Discovery of and characterization of genes related to insecticide resistance in Bactrocera dorsalis by functional genomic analysis of a de novo assembled transcriptome

Insecticide resistance has recently become a critical concern for the control of many insect pest species. Genome sequencing and global quantitation of gene expression through analysis of the transcriptome can supply useful information relevant to this challenging problem. The oriental fruit fly, Bactrocera dorsalis, is one of the world’s most destructive agricultural pests, and in recent years it has been widely used for studying genetic mechanisms of insecticide resistance.

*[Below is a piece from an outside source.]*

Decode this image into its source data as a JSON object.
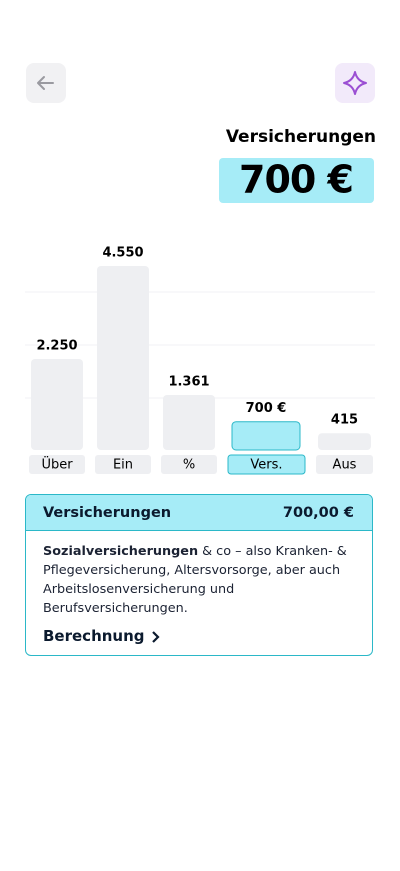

However, much of the molecular data available for this species is limited to genes identified through homology studies. To provide a broader pool of gene sequences of potential interest, we designed the current study to be the first report of a whole transcriptome analysis of B. dorsalis using de novo assemblage of short reads generated by next-generation sequencing (NGS). The transcriptome of B. dorsalis was initially constructed using Illumina’s Solexa sequencing technology. Qualified reads were assembled into contigs and into potential splicing variants (isotigs). A total of 29,067 of the isotigs have putative homologues in the nr database, and 11,073 of these correspond to distinct D. melanogaster proteins in the RefSeq database. Approximately 1,482 isotigs were shown to be complete (>0.8x) and are considered to represent B. dorsalis genes. Reducing the requirement for completeness to only >0.5x resulted in the identification of more than 6,000 sequences representing potential genes. We also observed a strong correlation between the completeness of the assembled sequences and the expression intensity of the transcripts. The assembled sequences were also used to identify large numbers of genes potentially belonging to families related to insecticide resistance. A total of 96 P450-, 42 GST- and 39 COE-related genes, representing three major enzyme families involved in insecticide metabolism and resistance, were identified. In addition, 37 isotigs were discovered to contain target site sequences related to four classes of insecticide resistance genes. Identified sequence motifs were analyzed to characterize the putative polypeptide translational products and associate them with specific genes and protein functions.